In the case of oral hygiene instruction, it is helpful if records provide sufficient detail of any specific preventive techniques that the patient is advised to use. This includes if the techniques are demonstrated to the patient, for example on a model, or in the patient’s own mouth, and/or if the patient is encouraged to practice the techniques under supervision and guidance. Vague entries such as “OHI” are better than nothing but are still of relatively limited value in confirming precisely what advice was given.
Similarly, a note should be made of any educational material, videos, leaflets, or advice sheets given to patients, or parents, to supplement any preventive advice given verbally. Additional resources, such as clinical photographs and study models can help demonstrate, not only the clinical situation, for example at first presentation, but can demonstrate appropriate monitoring and education.
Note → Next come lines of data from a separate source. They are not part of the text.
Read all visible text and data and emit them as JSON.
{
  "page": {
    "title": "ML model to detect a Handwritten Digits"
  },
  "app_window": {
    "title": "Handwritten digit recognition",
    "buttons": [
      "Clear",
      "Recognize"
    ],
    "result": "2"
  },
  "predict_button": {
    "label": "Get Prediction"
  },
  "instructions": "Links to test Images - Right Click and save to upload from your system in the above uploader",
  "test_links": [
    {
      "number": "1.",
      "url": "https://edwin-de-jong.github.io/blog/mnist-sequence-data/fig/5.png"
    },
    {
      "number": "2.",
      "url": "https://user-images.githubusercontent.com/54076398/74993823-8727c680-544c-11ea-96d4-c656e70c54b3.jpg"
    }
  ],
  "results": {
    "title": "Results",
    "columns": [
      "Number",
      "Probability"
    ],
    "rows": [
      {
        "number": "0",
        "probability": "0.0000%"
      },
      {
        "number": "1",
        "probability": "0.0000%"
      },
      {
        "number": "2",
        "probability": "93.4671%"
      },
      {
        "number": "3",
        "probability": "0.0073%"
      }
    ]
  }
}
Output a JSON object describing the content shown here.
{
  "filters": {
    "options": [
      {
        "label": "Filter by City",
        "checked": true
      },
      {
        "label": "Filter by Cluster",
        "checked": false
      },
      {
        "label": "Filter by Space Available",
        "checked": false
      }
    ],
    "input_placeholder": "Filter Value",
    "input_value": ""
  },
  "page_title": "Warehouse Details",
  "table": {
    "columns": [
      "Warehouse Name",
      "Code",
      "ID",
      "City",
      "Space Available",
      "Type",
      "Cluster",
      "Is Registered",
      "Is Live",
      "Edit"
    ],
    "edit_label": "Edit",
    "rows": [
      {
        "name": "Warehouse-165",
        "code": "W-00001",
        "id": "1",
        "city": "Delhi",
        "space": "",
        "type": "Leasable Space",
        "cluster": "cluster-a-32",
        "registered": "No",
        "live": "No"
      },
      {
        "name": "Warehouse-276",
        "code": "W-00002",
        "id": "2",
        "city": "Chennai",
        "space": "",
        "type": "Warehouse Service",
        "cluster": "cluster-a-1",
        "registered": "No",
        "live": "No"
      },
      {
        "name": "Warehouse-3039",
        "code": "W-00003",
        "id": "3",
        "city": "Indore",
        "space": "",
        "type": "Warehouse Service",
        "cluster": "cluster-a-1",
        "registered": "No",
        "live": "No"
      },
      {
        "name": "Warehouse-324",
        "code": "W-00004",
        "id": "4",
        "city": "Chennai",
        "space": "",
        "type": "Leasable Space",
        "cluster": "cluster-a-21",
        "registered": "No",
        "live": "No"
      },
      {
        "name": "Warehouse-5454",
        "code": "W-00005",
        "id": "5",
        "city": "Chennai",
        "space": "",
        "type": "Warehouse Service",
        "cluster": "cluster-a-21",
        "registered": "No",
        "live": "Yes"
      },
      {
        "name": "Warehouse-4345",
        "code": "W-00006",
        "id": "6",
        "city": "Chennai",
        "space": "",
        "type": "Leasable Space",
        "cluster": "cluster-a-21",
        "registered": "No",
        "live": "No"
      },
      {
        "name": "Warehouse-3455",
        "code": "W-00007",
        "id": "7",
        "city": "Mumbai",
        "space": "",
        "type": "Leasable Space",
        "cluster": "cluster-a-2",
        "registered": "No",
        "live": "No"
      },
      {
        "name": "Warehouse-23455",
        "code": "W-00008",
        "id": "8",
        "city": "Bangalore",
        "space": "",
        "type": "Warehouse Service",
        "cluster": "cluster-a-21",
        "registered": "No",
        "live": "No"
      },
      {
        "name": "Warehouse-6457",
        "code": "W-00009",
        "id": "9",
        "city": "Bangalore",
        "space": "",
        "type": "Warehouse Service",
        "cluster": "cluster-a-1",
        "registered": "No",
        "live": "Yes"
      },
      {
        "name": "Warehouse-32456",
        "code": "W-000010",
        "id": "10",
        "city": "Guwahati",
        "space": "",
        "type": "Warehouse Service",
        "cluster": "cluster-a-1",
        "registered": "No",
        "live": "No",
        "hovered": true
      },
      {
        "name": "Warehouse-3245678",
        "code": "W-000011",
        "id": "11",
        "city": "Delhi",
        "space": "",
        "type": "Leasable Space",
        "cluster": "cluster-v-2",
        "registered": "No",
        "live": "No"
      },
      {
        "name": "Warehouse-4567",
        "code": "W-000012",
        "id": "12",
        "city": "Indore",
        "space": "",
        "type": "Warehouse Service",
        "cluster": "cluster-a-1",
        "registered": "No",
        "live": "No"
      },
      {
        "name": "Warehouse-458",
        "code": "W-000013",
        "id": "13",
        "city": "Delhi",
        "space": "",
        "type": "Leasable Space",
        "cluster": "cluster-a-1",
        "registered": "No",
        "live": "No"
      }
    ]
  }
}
Any member of the dental team involved in providing dental care, advice and treatment to patients, whether to specific patients or more generally, needs to be aware of current thinking in the field of preventive dentistry and to take steps to keep their knowledge and skills up to date. Preventive dentistry needs to be seen as an integral part of the care provided for all patients, rather than being reserved for specific patients in specific situations.
Communication and documentation are key aspects to successful practice. For the right messages to be given and received, communication is essential, not only between the clinician and the patients, but also between all members of the dental team. Advice is more likely to be acted upon if communicated effectively. Consideration should be given to how, when, where and by whom this advice is given, and also to the need for training and personal development of the dental team in behavioural psychology and communication skills.
When the team has worked hard on promoting oral health and providing high quality preventative dentistry, this should be reflected in the clinical records with excellent documentation. The critical aspect of record keeping is that a third party needs to be able to read and understand the records and subsequently know exactly what has happened, and when.